Governo nega desvio de fundo de incêndios

CDS ameaça com uma comissão de inquérito, PSD fala em imoralidade, mas Ministério de Pedro Marques defende-se com declarações do porta-voz da Comissão Europeia

Miguel Marujo
O ministro do Planeamento, Pedro Marques© Filipe Farinha/Lusa

O Governo negou que tenha desviado qualquer verba dos 50,6 milhões de euros de fundos europeus que foram concedidos a Portugal e que seguiu o regulamento do Fundo de Solidariedade da União Europeia (FSUE).

Num comunicado do Ministério do Planeamento e Infraestruturas, esta quarta-feira, o Governo esclarece que, "perante a dimensão e a urgência dos trabalhos de recuperação dos incêndios de 2017", o executivo socialista "procurou sempre gerir da forma mais eficiente possível os recursos disponíveis, no cumprimento das regras legais em vigor, de forma a fazer chegar os apoios a quem deles precisava".

PSD e CDS têm atacado o Governo por alegadamente as verbas não estarem a chegar, de facto, a quem precisa, tendo o executivo "ficado" com metade desse milhões. O presidente social-democrata, Rui Rio, afirmou no fim de semana que o facto de o Governo usar essas verbas assim era "imoral", apesar de não saber se era "legal ou ilegal".
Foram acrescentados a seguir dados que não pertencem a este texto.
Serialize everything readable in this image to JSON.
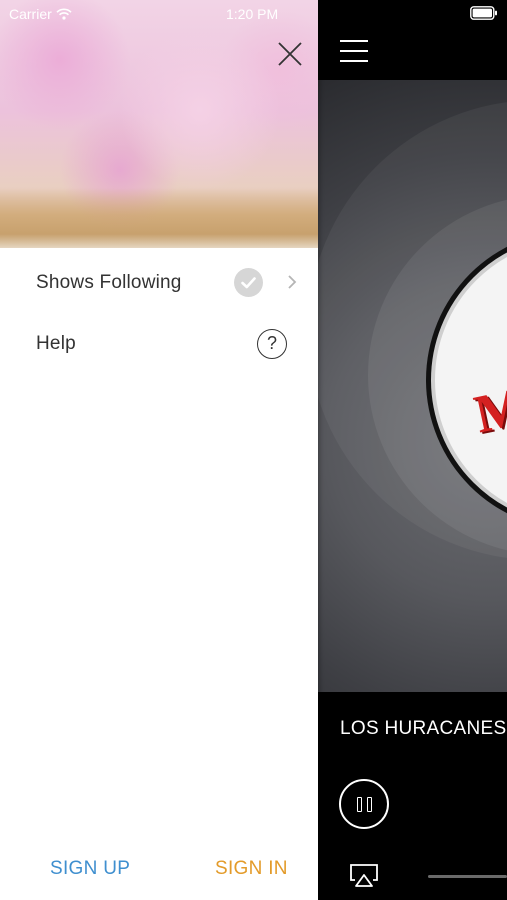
{
  "status_bar": {
    "carrier": "Carrier",
    "time": "1:20 PM"
  },
  "drawer": {
    "menu_items": [
      {
        "label": "Shows Following",
        "icon": "check-circle-icon",
        "accessory": "chevron-right-icon"
      },
      {
        "label": "Help",
        "icon": "question-circle-icon"
      }
    ],
    "sign_up_label": "SIGN UP",
    "sign_in_label": "SIGN IN",
    "colors": {
      "sign_up": "#3f8fcf",
      "sign_in": "#e39b2a"
    }
  },
  "player": {
    "track_title": "LOS HURACANES DEL NORTE",
    "logo_text": "M",
    "state": "playing"
  }
}
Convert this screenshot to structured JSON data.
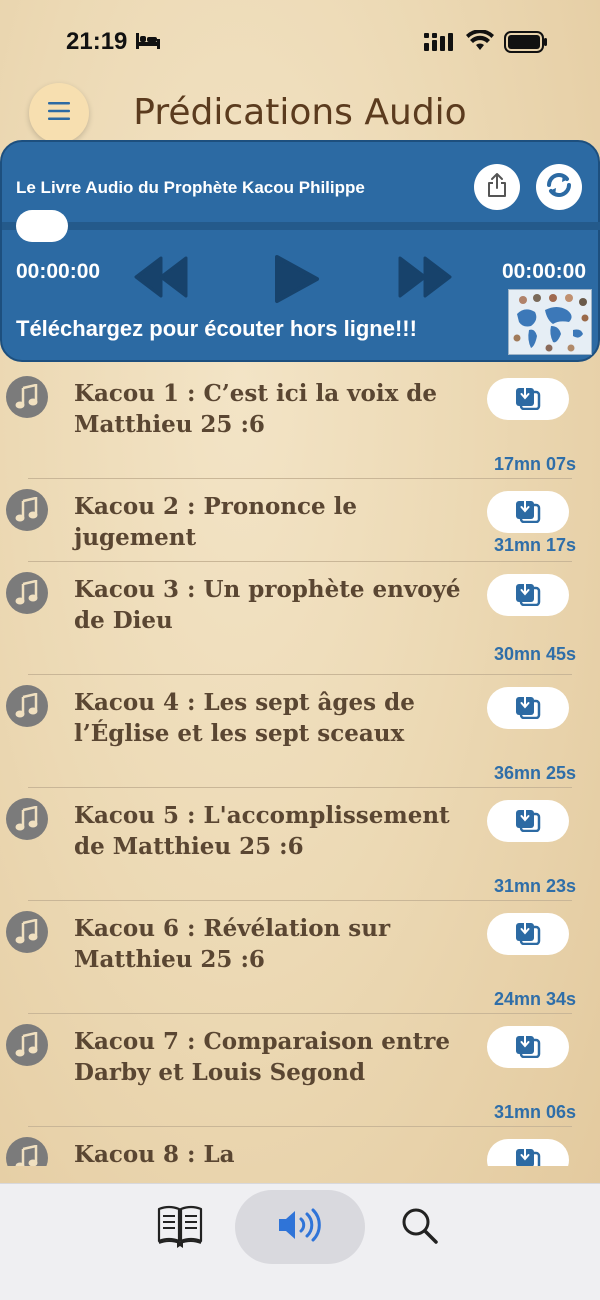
{
  "status_bar": {
    "time": "21:19"
  },
  "header": {
    "title": "Prédications Audio"
  },
  "player": {
    "title": "Le Livre Audio du Prophète Kacou Philippe",
    "elapsed": "00:00:00",
    "remaining": "00:00:00",
    "progress": 0,
    "offline_message": "Téléchargez pour écouter hors ligne!!!"
  },
  "sermons": [
    {
      "title": "Kacou 1 : C’est ici la voix de Matthieu 25 :6",
      "duration": "17mn 07s"
    },
    {
      "title": "Kacou 2 : Prononce le jugement",
      "duration": "31mn 17s"
    },
    {
      "title": "Kacou 3 : Un prophète envoyé de Dieu",
      "duration": "30mn 45s"
    },
    {
      "title": "Kacou 4 : Les sept âges de l’Église et les sept sceaux",
      "duration": "36mn 25s"
    },
    {
      "title": "Kacou 5 : L'accomplissement de Matthieu 25 :6",
      "duration": "31mn 23s"
    },
    {
      "title": "Kacou 6 : Révélation sur Matthieu 25 :6",
      "duration": "24mn 34s"
    },
    {
      "title": "Kacou 7 : Comparaison entre Darby et Louis Segond",
      "duration": "31mn 06s"
    },
    {
      "title": "Kacou 8 : La",
      "duration": ""
    }
  ],
  "tabs": [
    {
      "icon": "book-icon",
      "active": false
    },
    {
      "icon": "speaker-icon",
      "active": true
    },
    {
      "icon": "search-icon",
      "active": false
    }
  ],
  "colors": {
    "accent": "#2c6aa3",
    "title_brown": "#5b3b1e",
    "duration_blue": "#2f6ea8"
  }
}
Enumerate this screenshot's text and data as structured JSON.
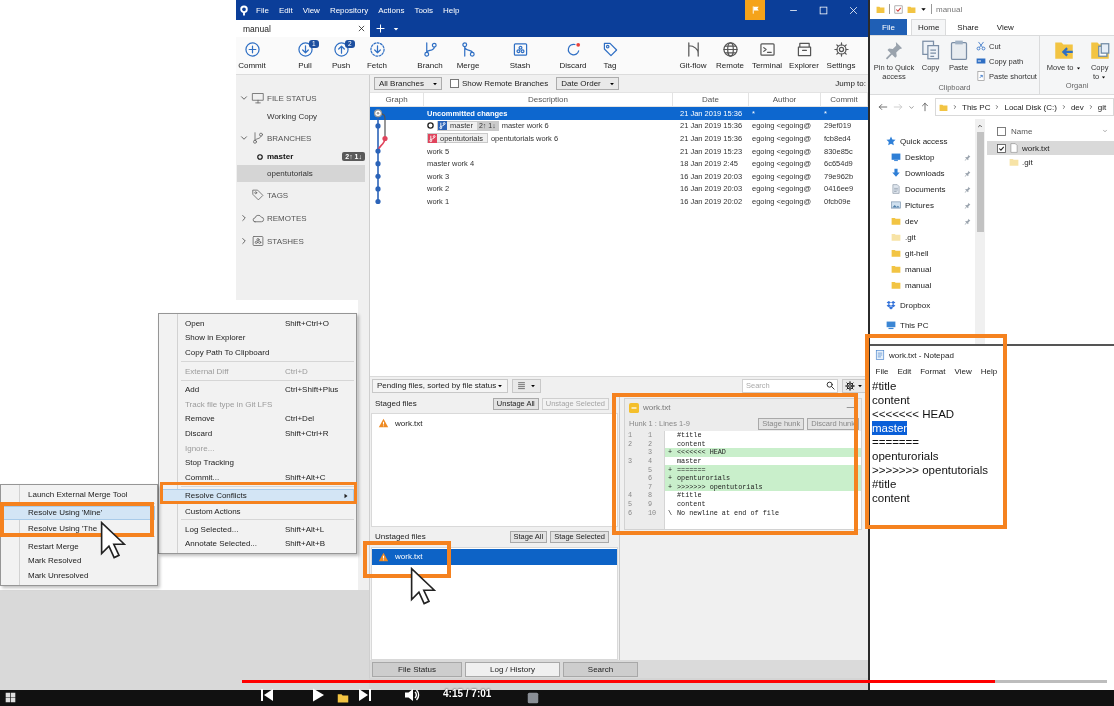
{
  "sourcetree": {
    "menu": [
      "File",
      "Edit",
      "View",
      "Repository",
      "Actions",
      "Tools",
      "Help"
    ],
    "tabs": [
      {
        "label": "manual",
        "selected": true
      }
    ],
    "toolbar_left": [
      {
        "label": "Commit"
      },
      {
        "label": "Pull",
        "badge": "1"
      },
      {
        "label": "Push",
        "badge": "2"
      },
      {
        "label": "Fetch"
      },
      {
        "label": "Branch"
      },
      {
        "label": "Merge"
      },
      {
        "label": "Stash"
      },
      {
        "label": "Discard"
      },
      {
        "label": "Tag"
      }
    ],
    "toolbar_right": [
      {
        "label": "Git-flow"
      },
      {
        "label": "Remote"
      },
      {
        "label": "Terminal"
      },
      {
        "label": "Explorer"
      },
      {
        "label": "Settings"
      }
    ],
    "sidebar": [
      {
        "label": "FILE STATUS",
        "expanded": true,
        "children": [
          {
            "label": "Working Copy",
            "selected": false,
            "current": false
          }
        ]
      },
      {
        "label": "BRANCHES",
        "expanded": true,
        "children": [
          {
            "label": "master",
            "selected": false,
            "current": true,
            "badge": "2↑ 1↓"
          },
          {
            "label": "opentutorials",
            "selected": true,
            "current": false
          }
        ]
      },
      {
        "label": "TAGS"
      },
      {
        "label": "REMOTES",
        "expanded": false
      },
      {
        "label": "STASHES",
        "expanded": false
      }
    ],
    "filters": {
      "branches": "All Branches",
      "show_remote": {
        "label": "Show Remote Branches",
        "checked": false
      },
      "order": "Date Order",
      "jump": "Jump to:"
    },
    "columns": [
      "Graph",
      "Description",
      "Date",
      "Author",
      "Commit"
    ],
    "commits": [
      {
        "kind": "uncommitted",
        "color": "#9a9a9a",
        "description": "Uncommitted changes",
        "date": "21 Jan 2019 15:36",
        "author": "*",
        "commit": "*",
        "selected": true
      },
      {
        "kind": "main",
        "color": "#2b63b8",
        "refs": [
          {
            "label": "master",
            "color": "#2b63b8",
            "current": true,
            "badge": "2↑ 1↓"
          }
        ],
        "description": "master work 6",
        "date": "21 Jan 2019 15:36",
        "author": "egoing <egoing@",
        "commit": "29ef019",
        "selected": false
      },
      {
        "kind": "branch",
        "color": "#e0445c",
        "refs": [
          {
            "label": "opentutorials",
            "color": "#e0445c",
            "current": false
          }
        ],
        "description": "opentutorials work 6",
        "date": "21 Jan 2019 15:36",
        "author": "egoing <egoing@",
        "commit": "fcb8ed4",
        "selected": false
      },
      {
        "kind": "main",
        "color": "#2b63b8",
        "description": "work 5",
        "date": "21 Jan 2019 15:23",
        "author": "egoing <egoing@",
        "commit": "830e85c",
        "selected": false
      },
      {
        "kind": "main",
        "color": "#2b63b8",
        "description": "master work 4",
        "date": "18 Jan 2019 2:45",
        "author": "egoing <egoing@",
        "commit": "6c654d9",
        "selected": false
      },
      {
        "kind": "main",
        "color": "#2b63b8",
        "description": "work 3",
        "date": "16 Jan 2019 20:03",
        "author": "egoing <egoing@",
        "commit": "79e962b",
        "selected": false
      },
      {
        "kind": "main",
        "color": "#2b63b8",
        "description": "work 2",
        "date": "16 Jan 2019 20:03",
        "author": "egoing <egoing@",
        "commit": "0416ee9",
        "selected": false
      },
      {
        "kind": "main",
        "color": "#2b63b8",
        "description": "work 1",
        "date": "16 Jan 2019 20:02",
        "author": "egoing <egoing@",
        "commit": "0fcb09e",
        "selected": false
      }
    ],
    "pending": {
      "sort": "Pending files, sorted by file status",
      "search": {
        "placeholder": "Search"
      }
    },
    "staged": {
      "title": "Staged files",
      "buttons": [
        {
          "label": "Unstage All",
          "disabled": false
        },
        {
          "label": "Unstage Selected",
          "disabled": true
        }
      ],
      "files": [
        {
          "name": "work.txt",
          "selected": false
        }
      ]
    },
    "unstaged": {
      "title": "Unstaged files",
      "buttons": [
        {
          "label": "Stage All",
          "disabled": false
        },
        {
          "label": "Stage Selected",
          "disabled": false
        }
      ],
      "files": [
        {
          "name": "work.txt",
          "selected": true
        }
      ]
    },
    "diff": {
      "file": "work.txt",
      "hunk": "Hunk 1 : Lines 1-9",
      "buttons": [
        "Stage hunk",
        "Discard hunk"
      ],
      "lines": [
        {
          "kind": "context",
          "old": "1",
          "new": "1",
          "text": "#title"
        },
        {
          "kind": "context",
          "old": "2",
          "new": "2",
          "text": "content"
        },
        {
          "kind": "added",
          "new": "3",
          "marker": "+",
          "text": "<<<<<<< HEAD"
        },
        {
          "kind": "context",
          "old": "3",
          "new": "4",
          "text": "master"
        },
        {
          "kind": "added",
          "new": "5",
          "marker": "+",
          "text": "======="
        },
        {
          "kind": "added",
          "new": "6",
          "marker": "+",
          "text": "openturorials"
        },
        {
          "kind": "added",
          "new": "7",
          "marker": "+",
          "text": ">>>>>>> opentutorials"
        },
        {
          "kind": "context",
          "old": "4",
          "new": "8",
          "text": "#title"
        },
        {
          "kind": "context",
          "old": "5",
          "new": "9",
          "text": "content"
        },
        {
          "kind": "note",
          "old": "6",
          "new": "10",
          "marker": "\\",
          "text": "No newline at end of file"
        }
      ]
    },
    "bottom_tabs": [
      {
        "label": "File Status",
        "selected": false
      },
      {
        "label": "Log / History",
        "selected": true
      },
      {
        "label": "Search",
        "selected": false
      }
    ]
  },
  "context_menu": {
    "items": [
      {
        "kind": "item",
        "label": "Open",
        "shortcut": "Shift+Ctrl+O",
        "disabled": false,
        "selected": false
      },
      {
        "kind": "item",
        "label": "Show in Explorer",
        "disabled": false,
        "selected": false
      },
      {
        "kind": "item",
        "label": "Copy Path To Clipboard",
        "disabled": false,
        "selected": false
      },
      {
        "kind": "separator"
      },
      {
        "kind": "item",
        "label": "External Diff",
        "shortcut": "Ctrl+D",
        "disabled": true,
        "selected": false
      },
      {
        "kind": "separator"
      },
      {
        "kind": "item",
        "label": "Add",
        "shortcut": "Ctrl+Shift+Plus",
        "disabled": false,
        "selected": false
      },
      {
        "kind": "item",
        "label": "Track file type in Git LFS",
        "disabled": true,
        "selected": false
      },
      {
        "kind": "item",
        "label": "Remove",
        "shortcut": "Ctrl+Del",
        "disabled": false,
        "selected": false
      },
      {
        "kind": "item",
        "label": "Discard",
        "shortcut": "Shift+Ctrl+R",
        "disabled": false,
        "selected": false
      },
      {
        "kind": "item",
        "label": "Ignore...",
        "disabled": true,
        "selected": false
      },
      {
        "kind": "item",
        "label": "Stop Tracking",
        "disabled": false,
        "selected": false
      },
      {
        "kind": "item",
        "label": "Commit...",
        "shortcut": "Shift+Alt+C",
        "disabled": false,
        "selected": false
      },
      {
        "kind": "separator"
      },
      {
        "kind": "submenu",
        "label": "Resolve Conflicts",
        "disabled": false,
        "selected": true
      },
      {
        "kind": "item",
        "label": "Custom Actions",
        "disabled": false,
        "selected": false
      },
      {
        "kind": "separator"
      },
      {
        "kind": "item",
        "label": "Log Selected...",
        "shortcut": "Shift+Alt+L",
        "disabled": false,
        "selected": false
      },
      {
        "kind": "item",
        "label": "Annotate Selected...",
        "shortcut": "Shift+Alt+B",
        "disabled": false,
        "selected": false
      }
    ]
  },
  "submenu": {
    "items": [
      {
        "kind": "item",
        "label": "Launch External Merge Tool",
        "disabled": false,
        "selected": false
      },
      {
        "kind": "separator"
      },
      {
        "kind": "item",
        "label": "Resolve Using 'Mine'",
        "disabled": false,
        "selected": true
      },
      {
        "kind": "item",
        "label": "Resolve Using 'The",
        "disabled": false,
        "selected": false
      },
      {
        "kind": "separator"
      },
      {
        "kind": "item",
        "label": "Restart Merge",
        "disabled": false,
        "selected": false
      },
      {
        "kind": "item",
        "label": "Mark Resolved",
        "disabled": false,
        "selected": false
      },
      {
        "kind": "item",
        "label": "Mark Unresolved",
        "disabled": false,
        "selected": false
      }
    ]
  },
  "explorer": {
    "title": "manual",
    "ribbon_tabs": [
      {
        "label": "File",
        "kind": "menu",
        "selected": false
      },
      {
        "label": "Home",
        "kind": "tab",
        "selected": true
      },
      {
        "label": "Share",
        "kind": "tab",
        "selected": false
      },
      {
        "label": "View",
        "kind": "tab",
        "selected": false
      }
    ],
    "groups": [
      {
        "label": "Clipboard",
        "large": [
          {
            "label": "Pin to Quick access",
            "menu": false
          },
          {
            "label": "Copy",
            "menu": false
          },
          {
            "label": "Paste",
            "menu": false
          }
        ],
        "small": [
          {
            "label": "Cut"
          },
          {
            "label": "Copy path"
          },
          {
            "label": "Paste shortcut"
          }
        ]
      },
      {
        "label": "Organi",
        "large": [
          {
            "label": "Move to",
            "menu": true
          },
          {
            "label": "Copy to",
            "menu": true
          }
        ]
      }
    ],
    "path": [
      "This PC",
      "Local Disk (C:)",
      "dev",
      "git"
    ],
    "nav": [
      {
        "label": "Quick access",
        "kind": "star",
        "children": [
          {
            "label": "Desktop",
            "kind": "desktop",
            "pinned": true
          },
          {
            "label": "Downloads",
            "kind": "download",
            "pinned": true
          },
          {
            "label": "Documents",
            "kind": "document",
            "pinned": true
          },
          {
            "label": "Pictures",
            "kind": "picture",
            "pinned": true
          },
          {
            "label": "dev",
            "kind": "folder",
            "pinned": true
          },
          {
            "label": ".git",
            "kind": "hidden-folder",
            "pinned": false
          },
          {
            "label": "git-hell",
            "kind": "folder",
            "pinned": false
          },
          {
            "label": "manual",
            "kind": "folder",
            "pinned": false
          },
          {
            "label": "manual",
            "kind": "folder",
            "pinned": false
          }
        ]
      },
      {
        "label": "Dropbox",
        "kind": "dropbox"
      },
      {
        "label": "This PC",
        "kind": "computer"
      }
    ],
    "column": "Name",
    "files": [
      {
        "name": "work.txt",
        "kind": "file",
        "selected": true,
        "checked": true
      },
      {
        "name": ".git",
        "kind": "hidden-folder",
        "selected": false,
        "checked": false
      }
    ]
  },
  "notepad": {
    "title": "work.txt - Notepad",
    "menu": [
      "File",
      "Edit",
      "Format",
      "View",
      "Help"
    ],
    "lines": [
      {
        "text": "#title",
        "selected": false
      },
      {
        "text": "content",
        "selected": false
      },
      {
        "text": "<<<<<<< HEAD",
        "selected": false
      },
      {
        "text": "master",
        "selected": true
      },
      {
        "text": "=======",
        "selected": false
      },
      {
        "text": "openturorials",
        "selected": false
      },
      {
        "text": ">>>>>>> opentutorials",
        "selected": false
      },
      {
        "text": "#title",
        "selected": false
      },
      {
        "text": "content",
        "selected": false
      }
    ]
  },
  "player": {
    "time": "4:15 / 7:01",
    "level": 0.87
  }
}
Esta quarta-feira os centristas subiram o tom e ameaçaram o Governo com uma comissão de inquérito. Primeiro, querem ouvir o ministro Pedro Marques e o presidente do fundo Revita, Rui Fiolhais, para "esclarecer o destino que foi dado aos contributos" e donativos, e vão fazer um pedido de auditoria ao Tribunal de Contas. Se não ficarem satisfeitos com as respostas, avançam com a comissão parlamentar de inquérito.

O Governo defende que é legal o que fez e socorre-se das declarações do porta-voz da Comissão Europeia que, na terça-feira, afirmou: "Estas regras [de aplicação do FSUE] excluem, por exemplo, a compensação de perdas privadas."

Na cronologia dos acontecimentos, o Governo recorda que pediu "junto da Comissão Europeia o acionamento do Fundo de Solidariedade da União Europeia (FSUE), a que correspondeu a atribuição de um apoio de 50,6 milhões de euros", depois "dos incêndios de 2017".

O Ministério do Planeamento e Infraestruturas transcreve uma alínea do artigo 3.º do regulamento, sobre o âmbito e as regras de aplicação do FSUE, para melhor se defender das acusações da oposição: "O Fundo tem por objetivo complementar os esforços dos Estados em causa e cobrir uma parte das suas despesas públicas para ajudar o Estado elegível a realizar, em função da natureza da catástrofe natural, as operações essenciais de emergência e recuperação a seguir indicadas:

a) Restabelecimento do funcionamento das infraestruturas e equipamentos nos domínios da energia, do abastecimento de água e das águas residuais, das telecomunicações, dos transportes, da saúde e do ensino; b) Fornecimento de alojamento provisório e financiamento de serviços de socorro para prover às necessidades da população atingida; c) Criação de condições de segurança das infra-estruturas de prevenção e medidas de proteção do património cultural; d) Limpeza das áreas sinistradas, incluindo as zonas naturais, em sintonia, se adequado, com abordagens baseadas nos ecossistemas, e recuperação imediata das zonas naturais."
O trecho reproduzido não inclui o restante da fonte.